Soundtrack album by A. R. Rahman
- Released: 9 January 2024
- Studios: Panchathan Record Inn and AM Studios, Chennai
- Genre: Film soundtrack
- Length: 19:57
- Language: Tamil
- Label: Sony Music India
- Producer: A. R. Rahman

A. R. Rahman chronology
| Pippa (2023) | Ayalaan (2023) | Lal Salaam (2024) |

= Ayalaan (soundtrack) =

Ayalaan is the soundtrack to the 2024 Tamil-language science fiction film of the same name directed by R. Ravikumar, starring Sivakarthikeyan, Rakul Preet Singh, Sharad Kelkar, and Isha Koppikar. It was produced by KJR Studios and PhantomFX Studios. The film's soundtrack featured five songs composed by A. R. Rahman and lyrics written by Vivek, Madhan Karky, Krithika Nelson, thoughtsfornow, Sivakarthikeyan and Rahman themselves. The soundtrack was released on 9 January 2024 through Sony Music India.

== Development ==
Ayalaan is Rahman's maiden collaboration with Sivakarthikeyan and Ravikumar; the former described it as a "dream come true" moment on working with the composer. Rahman agreed to score the film in late 2017, before his inclusion in January 2018. The music sittings for the film began on March. As per Sivakarthikeyan's request, Rahman had sung the introductory song (later named as "Vera Level Sago") for the film. By November 2019, Rahman had composed three songs for the film despite its delay in production.

== Release ==
The film's music rights were acquired by Sony Music India. On 17 February 2021, coinciding with Sivakarthikeyan's birthday, the first single "Vera Level Sago" was released. Two years later, the second single "Ayalaa Ayalaa" was released on 18 December 2023. The third song "Suro Suro" was released on 7 January 2024. The fourth single "Maanja Nee", a promotional song, was released on 10 January, featuring Sivakarthikeyan, Rahman and Ravikumar.

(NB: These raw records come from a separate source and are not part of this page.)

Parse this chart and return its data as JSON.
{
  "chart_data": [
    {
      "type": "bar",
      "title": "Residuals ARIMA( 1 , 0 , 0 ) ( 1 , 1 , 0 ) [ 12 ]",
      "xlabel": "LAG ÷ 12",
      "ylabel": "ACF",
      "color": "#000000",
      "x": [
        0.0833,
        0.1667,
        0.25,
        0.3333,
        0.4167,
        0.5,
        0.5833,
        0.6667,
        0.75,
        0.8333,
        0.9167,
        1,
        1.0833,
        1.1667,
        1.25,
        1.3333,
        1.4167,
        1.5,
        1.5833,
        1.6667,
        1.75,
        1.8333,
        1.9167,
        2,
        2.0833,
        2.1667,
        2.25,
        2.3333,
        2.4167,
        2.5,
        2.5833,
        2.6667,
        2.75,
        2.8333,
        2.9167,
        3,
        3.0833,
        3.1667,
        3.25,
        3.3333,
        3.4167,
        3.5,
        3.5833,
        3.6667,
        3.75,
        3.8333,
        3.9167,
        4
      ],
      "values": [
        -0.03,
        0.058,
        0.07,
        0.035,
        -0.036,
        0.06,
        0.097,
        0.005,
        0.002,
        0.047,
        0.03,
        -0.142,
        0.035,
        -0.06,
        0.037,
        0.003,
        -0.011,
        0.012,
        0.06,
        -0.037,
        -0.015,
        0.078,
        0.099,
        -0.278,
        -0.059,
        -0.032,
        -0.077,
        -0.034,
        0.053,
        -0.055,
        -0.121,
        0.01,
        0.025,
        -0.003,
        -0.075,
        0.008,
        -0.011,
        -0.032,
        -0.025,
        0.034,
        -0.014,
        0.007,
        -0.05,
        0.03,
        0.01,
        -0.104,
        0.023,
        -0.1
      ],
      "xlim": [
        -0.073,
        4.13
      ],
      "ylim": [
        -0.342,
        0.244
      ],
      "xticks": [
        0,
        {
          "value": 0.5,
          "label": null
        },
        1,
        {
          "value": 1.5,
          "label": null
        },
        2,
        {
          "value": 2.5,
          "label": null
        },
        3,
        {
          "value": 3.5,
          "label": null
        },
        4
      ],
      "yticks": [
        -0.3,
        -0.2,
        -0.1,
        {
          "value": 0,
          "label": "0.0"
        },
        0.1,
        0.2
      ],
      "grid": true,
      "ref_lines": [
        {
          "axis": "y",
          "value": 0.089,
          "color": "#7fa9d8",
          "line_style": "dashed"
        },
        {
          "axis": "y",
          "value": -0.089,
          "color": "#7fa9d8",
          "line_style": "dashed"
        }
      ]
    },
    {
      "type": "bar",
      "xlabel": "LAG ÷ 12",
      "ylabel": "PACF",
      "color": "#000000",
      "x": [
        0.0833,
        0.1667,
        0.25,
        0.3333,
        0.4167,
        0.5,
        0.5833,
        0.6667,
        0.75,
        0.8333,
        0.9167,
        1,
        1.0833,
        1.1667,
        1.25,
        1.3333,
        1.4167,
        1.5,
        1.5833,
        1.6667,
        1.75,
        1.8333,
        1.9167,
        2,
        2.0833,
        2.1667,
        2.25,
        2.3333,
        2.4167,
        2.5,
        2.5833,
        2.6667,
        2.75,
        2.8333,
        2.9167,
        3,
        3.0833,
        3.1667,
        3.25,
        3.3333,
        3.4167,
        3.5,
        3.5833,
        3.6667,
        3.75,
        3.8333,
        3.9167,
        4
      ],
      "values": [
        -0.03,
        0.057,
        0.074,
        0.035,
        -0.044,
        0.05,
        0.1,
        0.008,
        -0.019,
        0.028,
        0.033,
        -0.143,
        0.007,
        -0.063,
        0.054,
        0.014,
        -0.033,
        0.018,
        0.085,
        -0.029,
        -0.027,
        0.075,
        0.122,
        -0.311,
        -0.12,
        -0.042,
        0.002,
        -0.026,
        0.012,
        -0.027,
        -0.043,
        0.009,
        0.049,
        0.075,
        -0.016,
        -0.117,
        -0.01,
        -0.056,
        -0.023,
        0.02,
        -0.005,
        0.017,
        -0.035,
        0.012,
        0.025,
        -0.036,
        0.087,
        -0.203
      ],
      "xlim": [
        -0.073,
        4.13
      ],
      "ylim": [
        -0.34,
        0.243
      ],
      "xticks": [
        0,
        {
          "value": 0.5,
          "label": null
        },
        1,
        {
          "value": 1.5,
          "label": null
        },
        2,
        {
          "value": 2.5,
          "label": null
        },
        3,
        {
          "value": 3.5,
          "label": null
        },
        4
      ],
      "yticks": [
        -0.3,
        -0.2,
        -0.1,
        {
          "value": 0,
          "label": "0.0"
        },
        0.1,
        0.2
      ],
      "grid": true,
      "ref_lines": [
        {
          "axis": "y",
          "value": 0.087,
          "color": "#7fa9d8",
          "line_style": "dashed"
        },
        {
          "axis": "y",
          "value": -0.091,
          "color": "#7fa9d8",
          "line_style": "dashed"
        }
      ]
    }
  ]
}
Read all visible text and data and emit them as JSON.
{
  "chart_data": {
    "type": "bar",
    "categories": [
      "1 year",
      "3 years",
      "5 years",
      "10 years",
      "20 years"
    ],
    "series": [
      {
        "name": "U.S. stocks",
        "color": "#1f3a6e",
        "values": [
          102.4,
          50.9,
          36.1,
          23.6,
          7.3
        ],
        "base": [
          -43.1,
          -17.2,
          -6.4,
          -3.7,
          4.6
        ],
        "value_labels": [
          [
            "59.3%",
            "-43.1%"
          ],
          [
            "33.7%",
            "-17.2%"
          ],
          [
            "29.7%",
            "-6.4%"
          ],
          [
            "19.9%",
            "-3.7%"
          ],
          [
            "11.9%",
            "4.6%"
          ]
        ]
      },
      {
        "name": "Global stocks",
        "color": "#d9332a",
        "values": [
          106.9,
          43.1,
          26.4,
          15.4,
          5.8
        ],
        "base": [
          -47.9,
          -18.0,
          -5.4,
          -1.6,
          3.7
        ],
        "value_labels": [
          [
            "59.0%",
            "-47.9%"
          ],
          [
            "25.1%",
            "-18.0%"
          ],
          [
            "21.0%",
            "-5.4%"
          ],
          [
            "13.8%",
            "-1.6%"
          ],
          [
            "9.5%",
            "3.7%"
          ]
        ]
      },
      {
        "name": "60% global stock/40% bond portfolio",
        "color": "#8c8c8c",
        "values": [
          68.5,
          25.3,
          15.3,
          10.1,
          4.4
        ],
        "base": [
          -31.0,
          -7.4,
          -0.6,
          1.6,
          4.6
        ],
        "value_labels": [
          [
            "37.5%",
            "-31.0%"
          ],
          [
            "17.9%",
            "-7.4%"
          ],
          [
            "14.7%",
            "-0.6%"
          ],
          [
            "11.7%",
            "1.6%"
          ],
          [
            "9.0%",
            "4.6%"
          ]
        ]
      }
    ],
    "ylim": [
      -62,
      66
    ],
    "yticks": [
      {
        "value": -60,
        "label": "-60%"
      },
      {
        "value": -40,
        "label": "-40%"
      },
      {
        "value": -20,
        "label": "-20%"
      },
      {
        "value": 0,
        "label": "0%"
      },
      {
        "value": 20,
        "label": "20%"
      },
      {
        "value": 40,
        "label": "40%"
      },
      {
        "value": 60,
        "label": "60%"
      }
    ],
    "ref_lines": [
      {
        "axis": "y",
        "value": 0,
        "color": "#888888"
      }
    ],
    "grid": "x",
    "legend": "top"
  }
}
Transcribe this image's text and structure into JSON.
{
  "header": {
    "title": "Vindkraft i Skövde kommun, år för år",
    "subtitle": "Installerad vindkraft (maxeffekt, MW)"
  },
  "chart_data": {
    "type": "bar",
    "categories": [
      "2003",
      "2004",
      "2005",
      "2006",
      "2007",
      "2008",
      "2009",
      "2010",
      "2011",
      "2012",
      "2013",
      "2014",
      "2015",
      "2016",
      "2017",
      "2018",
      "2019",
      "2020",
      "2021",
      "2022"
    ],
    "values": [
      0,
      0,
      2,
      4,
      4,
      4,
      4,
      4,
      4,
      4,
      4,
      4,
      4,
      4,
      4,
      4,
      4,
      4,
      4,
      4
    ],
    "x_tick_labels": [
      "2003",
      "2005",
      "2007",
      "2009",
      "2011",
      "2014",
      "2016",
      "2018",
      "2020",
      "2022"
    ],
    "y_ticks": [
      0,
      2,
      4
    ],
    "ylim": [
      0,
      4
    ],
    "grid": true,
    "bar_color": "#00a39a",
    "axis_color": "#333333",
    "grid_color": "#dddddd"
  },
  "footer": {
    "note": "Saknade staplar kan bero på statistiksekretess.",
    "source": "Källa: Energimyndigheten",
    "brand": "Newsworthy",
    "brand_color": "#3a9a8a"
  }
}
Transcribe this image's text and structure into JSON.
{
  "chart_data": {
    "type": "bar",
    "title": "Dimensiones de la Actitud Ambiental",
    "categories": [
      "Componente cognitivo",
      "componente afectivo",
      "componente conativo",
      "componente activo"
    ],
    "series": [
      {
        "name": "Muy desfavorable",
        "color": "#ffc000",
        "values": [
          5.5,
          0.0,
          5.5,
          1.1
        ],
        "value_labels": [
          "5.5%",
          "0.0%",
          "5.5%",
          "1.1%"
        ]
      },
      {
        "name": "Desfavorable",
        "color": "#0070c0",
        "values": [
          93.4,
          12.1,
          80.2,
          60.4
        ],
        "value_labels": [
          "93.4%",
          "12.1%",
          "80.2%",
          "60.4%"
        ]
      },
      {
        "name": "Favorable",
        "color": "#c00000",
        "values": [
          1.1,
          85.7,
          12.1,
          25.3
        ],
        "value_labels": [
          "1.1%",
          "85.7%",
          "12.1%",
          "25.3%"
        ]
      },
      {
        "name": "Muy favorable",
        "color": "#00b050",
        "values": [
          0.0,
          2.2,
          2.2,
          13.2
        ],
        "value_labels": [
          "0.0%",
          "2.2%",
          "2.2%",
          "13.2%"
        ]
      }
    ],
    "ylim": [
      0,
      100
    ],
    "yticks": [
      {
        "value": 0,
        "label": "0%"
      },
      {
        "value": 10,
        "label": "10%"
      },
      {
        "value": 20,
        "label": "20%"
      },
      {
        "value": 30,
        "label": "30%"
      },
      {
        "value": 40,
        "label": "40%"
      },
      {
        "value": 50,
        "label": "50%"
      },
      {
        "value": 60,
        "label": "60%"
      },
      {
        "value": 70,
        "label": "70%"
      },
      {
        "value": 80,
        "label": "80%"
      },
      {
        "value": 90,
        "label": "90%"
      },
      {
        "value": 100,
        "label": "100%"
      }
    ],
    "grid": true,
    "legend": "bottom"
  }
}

The film's audio launch event was held at the Taj Coromandel hotel in Nungambakkam, Chennai, with the presence of the cast and crew members. However, the soundtrack was not released on that date. Instead, the album was launched on 10 January 2024, which featured the previously released singles and the fifth song "Chella Rangi".

== Track listing ==

| No. | Title | Lyrics | Singer(s) | Length |
|---|---|---|---|---|
| 1. | "Vera Level Sago" | Vivek | A. R. Rahman | 4:14 |
| 2. | "Ayalaa Ayalaa" | Vivek | A. R. Rahman, Hriday Gattani, Naresh Iyer | 4:27 |
| 3. | "Maanja Nee" | Sivakarthikeyan, A. R. Rahman, thoughtsfornow | A. R. Rahman, A. R. Ameen | 3:54 |
| 4. | "Chella Rangi" | Krithika Nelson | Sanjith Hegde, Shashaa Tirupati | 3:26 |
| 5. | "Suro Suro" | Madhan Karky | Mohit Chauhan, Nakul Abhyankar | 3:56 |

== Reception ==
In a positive note, Shalmesh More of Koimoi called the music as "decent" with the songs "Ayalaa Ayalaa" and "Suro Suro" "going well with the narration." Contrarily, Vishal Menon of Film Companion South called it as "one of his weaker scores". Similarly, M. Suganth of The Times of India described the musical score as "generic", and Akshay Kumar of DT Next called it as "forgettable". Navein Darshan of Cinema Express wrote "the usually dependable Rahman lets the film down with his songs and background score. It is unfortunate that the scenes, which could have potentially made the entire theatre erupt just pass by calmly, without the much-needed support of a rousing BGM."